I do know that I am fortunate. But I am not "lucky" to feel the way I do; I am "blessed." It is because of all the prayers being said on Caleb's and my behalf that I am joyful and strong. I am blessed to have so many people who truly care about me. More than that, I know that Caleb is on a mission. It brings me peace to know that he has a purpose. The strength that he has brought to us is inspiring hearts and even helping people remember how to have faith and how to turn to the Lord in difficult times. Caleb has already established an army of "prayer warriors", and they are under his command. ;-)

The ultrasound results were just as we expected...the brain is the same. The heterotopia isn't growing or changing. His head size is still perfect in proportion to his body. His body looks absolutely normal in size and shape. He is nearly 2 pounds now. It is amazing how beautiful he is to me...my sweet little son.
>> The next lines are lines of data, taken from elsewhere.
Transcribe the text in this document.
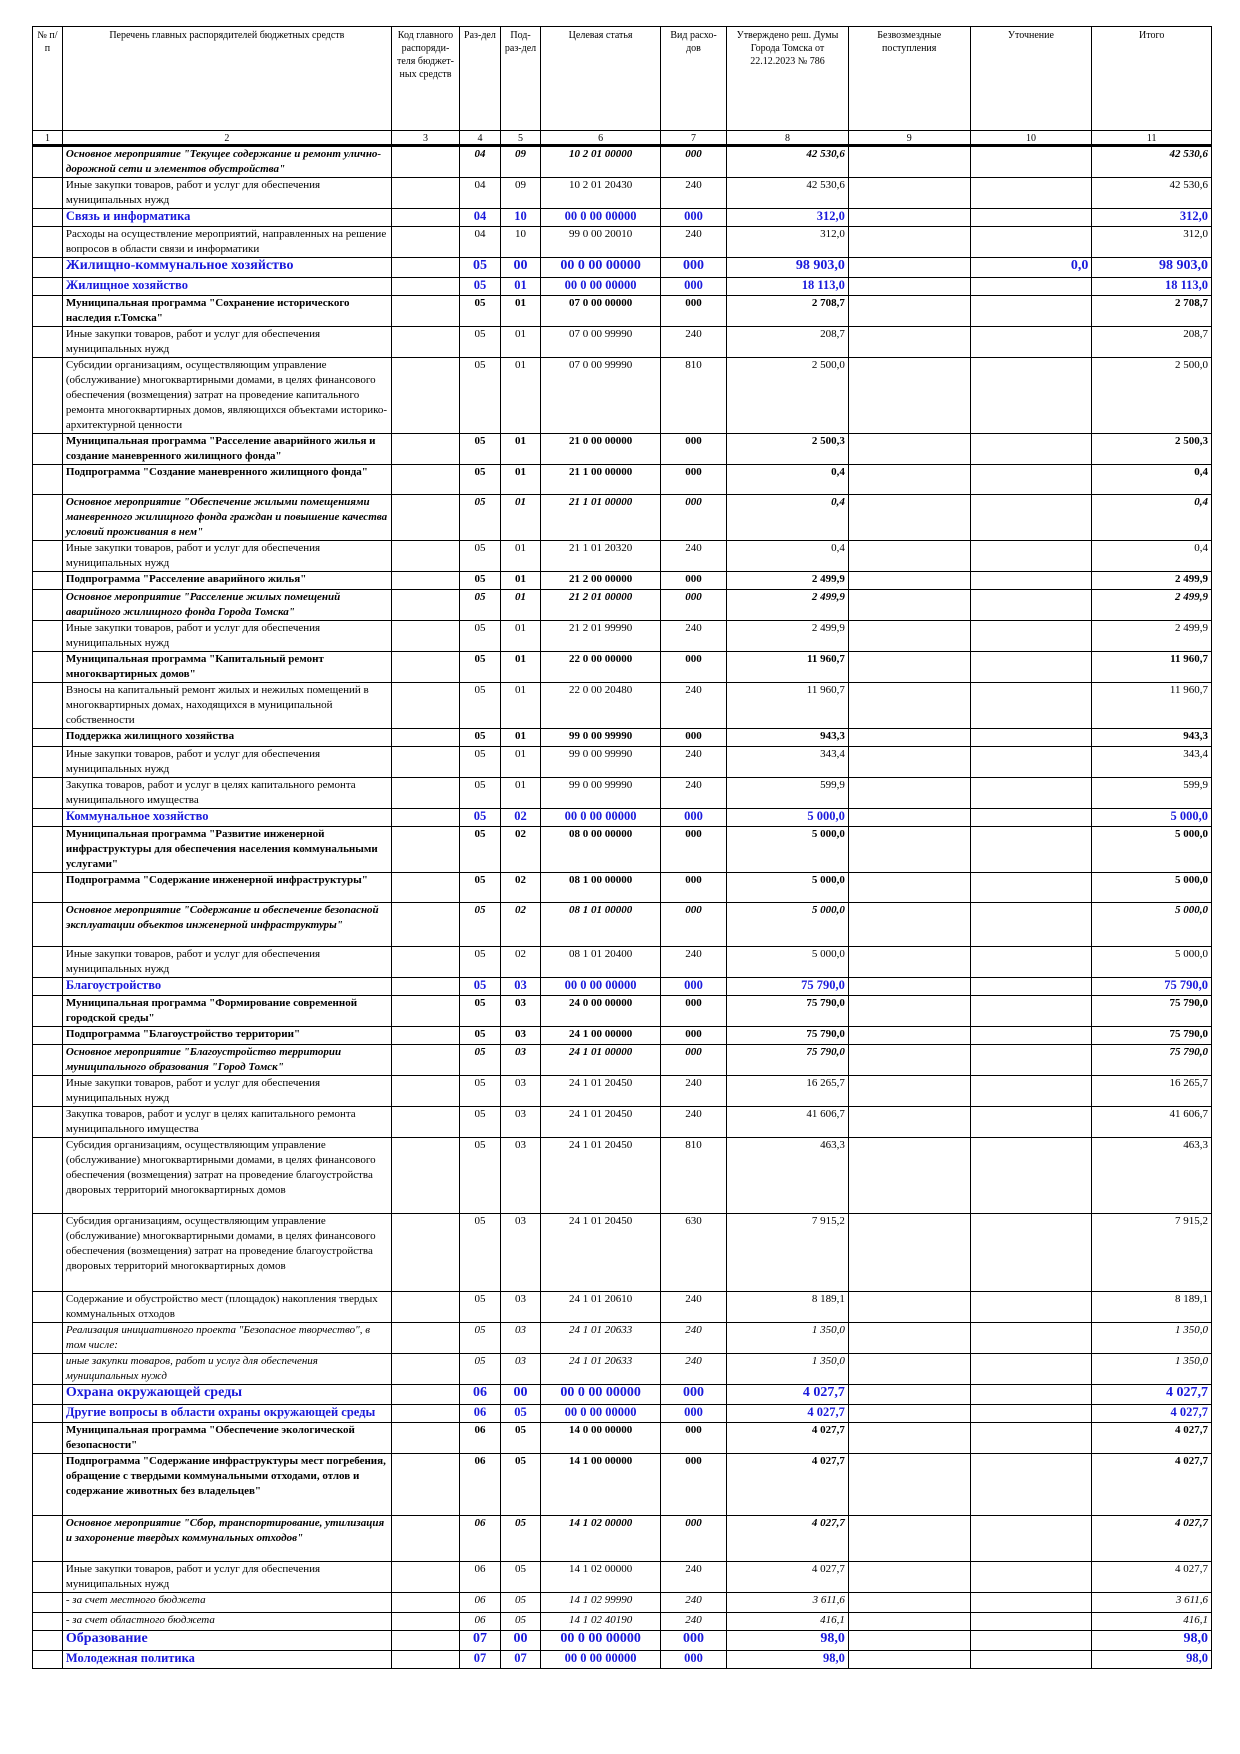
№ п/п	Перечень главных распорядителей бюджетных средств	Код главного распоряди-теля бюджет-ных средств	Раз-дел	Под-раз-дел	Целевая статья	Вид расхо-дов	Утверждено реш. Думы Города Томска от 22.12.2023 № 786	Безвозмездные поступления	Уточнение	Итого
1	2	3	4	5	6	7	8	9	10	11
	Основное мероприятие "Текущее содержание и ремонт улично-дорожной сети и элементов обустройства"		04	09	10 2 01 00000	000	42 530,6			42 530,6
	Иные закупки товаров, работ и услуг для обеспечения муниципальных нужд		04	09	10 2 01 20430	240	42 530,6			42 530,6
	Связь и информатика		04	10	00 0 00 00000	000	312,0			312,0
	Расходы на осуществление мероприятий, направленных на решение вопросов в области связи и информатики		04	10	99 0 00 20010	240	312,0			312,0
	Жилищно-коммунальное хозяйство		05	00	00 0 00 00000	000	98 903,0		0,0	98 903,0
	Жилищное хозяйство		05	01	00 0 00 00000	000	18 113,0			18 113,0
	Муниципальная программа "Сохранение исторического наследия г.Томска"		05	01	07 0 00 00000	000	2 708,7			2 708,7
	Иные закупки товаров, работ и услуг для обеспечения муниципальных нужд		05	01	07 0 00 99990	240	208,7			208,7
	Субсидии организациям, осуществляющим управление (обслуживание) многоквартирными домами, в целях финансового обеспечения (возмещения) затрат на проведение капитального ремонта многоквартирных домов, являющихся объектами историко-архитектурной ценности		05	01	07 0 00 99990	810	2 500,0			2 500,0
	Муниципальная программа "Расселение аварийного жилья и создание маневренного жилищного фонда"		05	01	21 0 00 00000	000	2 500,3			2 500,3
	Подпрограмма "Создание маневренного жилищного фонда"		05	01	21 1 00 00000	000	0,4			0,4
	Основное мероприятие "Обеспечение жилыми помещениями маневренного жилищного фонда граждан и повышение качества условий проживания в нем"		05	01	21 1 01 00000	000	0,4			0,4
	Иные закупки товаров, работ и услуг для обеспечения муниципальных нужд		05	01	21 1 01 20320	240	0,4			0,4
	Подпрограмма "Расселение аварийного жилья"		05	01	21 2 00 00000	000	2 499,9			2 499,9
	Основное мероприятие "Расселение жилых помещений аварийного жилищного фонда Города Томска"		05	01	21 2 01 00000	000	2 499,9			2 499,9
	Иные закупки товаров, работ и услуг для обеспечения муниципальных нужд		05	01	21 2 01 99990	240	2 499,9			2 499,9
	Муниципальная программа "Капитальный ремонт многоквартирных домов"		05	01	22 0 00 00000	000	11 960,7			11 960,7
	Взносы на капитальный ремонт жилых и нежилых помещений в многоквартирных домах, находящихся в муниципальной собственности		05	01	22 0 00 20480	240	11 960,7			11 960,7
	Поддержка жилищного хозяйства		05	01	99 0 00 99990	000	943,3			943,3
	Иные закупки товаров, работ и услуг для обеспечения муниципальных нужд		05	01	99 0 00 99990	240	343,4			343,4
	Закупка товаров, работ и услуг в целях капитального ремонта муниципального имущества		05	01	99 0 00 99990	240	599,9			599,9
	Коммунальное хозяйство		05	02	00 0 00 00000	000	5 000,0			5 000,0
	Муниципальная программа "Развитие инженерной инфраструктуры для обеспечения населения коммунальными услугами"		05	02	08 0 00 00000	000	5 000,0			5 000,0
	Подпрограмма "Содержание инженерной инфраструктуры"		05	02	08 1 00 00000	000	5 000,0			5 000,0
	Основное мероприятие "Содержание и обеспечение безопасной эксплуатации объектов инженерной инфраструктуры"		05	02	08 1 01 00000	000	5 000,0			5 000,0
	Иные закупки товаров, работ и услуг для обеспечения муниципальных нужд		05	02	08 1 01 20400	240	5 000,0			5 000,0
	Благоустройство		05	03	00 0 00 00000	000	75 790,0			75 790,0
	Муниципальная программа "Формирование современной городской среды"		05	03	24 0 00 00000	000	75 790,0			75 790,0
	Подпрограмма "Благоустройство территории"		05	03	24 1 00 00000	000	75 790,0			75 790,0
	Основное мероприятие "Благоустройство территории муниципального образования "Город Томск"		05	03	24 1 01 00000	000	75 790,0			75 790,0
	Иные закупки товаров, работ и услуг для обеспечения муниципальных нужд		05	03	24 1 01 20450	240	16 265,7			16 265,7
	Закупка товаров, работ и услуг в целях капитального ремонта муниципального имущества		05	03	24 1 01 20450	240	41 606,7			41 606,7
	Субсидия организациям, осуществляющим управление (обслуживание) многоквартирными домами, в целях финансового обеспечения (возмещения) затрат на проведение благоустройства дворовых территорий многоквартирных домов		05	03	24 1 01 20450	810	463,3			463,3
	Субсидия организациям, осуществляющим управление (обслуживание) многоквартирными домами, в целях финансового обеспечения (возмещения) затрат на проведение благоустройства дворовых территорий многоквартирных домов		05	03	24 1 01 20450	630	7 915,2			7 915,2
	Содержание и обустройство мест (площадок) накопления твердых коммунальных отходов		05	03	24 1 01 20610	240	8 189,1			8 189,1
	Реализация инициативного проекта "Безопасное творчество", в том числе:		05	03	24 1 01 20633	240	1 350,0			1 350,0
	иные закупки товаров, работ и услуг для обеспечения муниципальных нужд		05	03	24 1 01 20633	240	1 350,0			1 350,0
	Охрана окружающей среды		06	00	00 0 00 00000	000	4 027,7			4 027,7
	Другие вопросы в области охраны окружающей среды		06	05	00 0 00 00000	000	4 027,7			4 027,7
	Муниципальная программа "Обеспечение экологической безопасности"		06	05	14 0 00 00000	000	4 027,7			4 027,7
	Подпрограмма "Содержание инфраструктуры мест погребения, обращение с твердыми коммунальными отходами, отлов и содержание животных без владельцев"		06	05	14 1 00 00000	000	4 027,7			4 027,7
	Основное мероприятие "Сбор, транспортирование, утилизация и захоронение твердых коммунальных отходов"		06	05	14 1 02 00000	000	4 027,7			4 027,7
	Иные закупки товаров, работ и услуг для обеспечения муниципальных нужд		06	05	14 1 02 00000	240	4 027,7			4 027,7
	- за счет местного бюджета		06	05	14 1 02 99990	240	3 611,6			3 611,6
	- за счет областного бюджета		06	05	14 1 02 40190	240	416,1			416,1
	Образование		07	00	00 0 00 00000	000	98,0			98,0
	Молодежная политика		07	07	00 0 00 00000	000	98,0			98,0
The doctor was trying out some new software with the ultrasound equipment so I got some really awesome pictures. This was the first time I've had ultrasound pictures that were superficial. Instead of black and white photos that look like X-ray, I got photos of his face that actually look 3-D. He looks like his sister!

We will continue to persevere in our prayer and our hopes for Caleb's health. I am, however, staying grounded with the expectation that Caleb will have the handicaps that I was told about. In my mind, this doesn't mean I have given up hope, it just means that if things are better than expected, it'll be a nice surprise for me. Either way, I will love him just the same.

1 comment:

  1. Heather, what a simply beautiful testimony this blog is! You are a good writer, and it's really moving to read your thoughts on this journey. Thank you for your witness of Faith, Hope, and Love! We, too, are part of the army of prayer warriors, and are lifting you, precious Caleb, and Andy and Imola up to the Sacred Heart of Jesus. May He keep you there securely. Amen.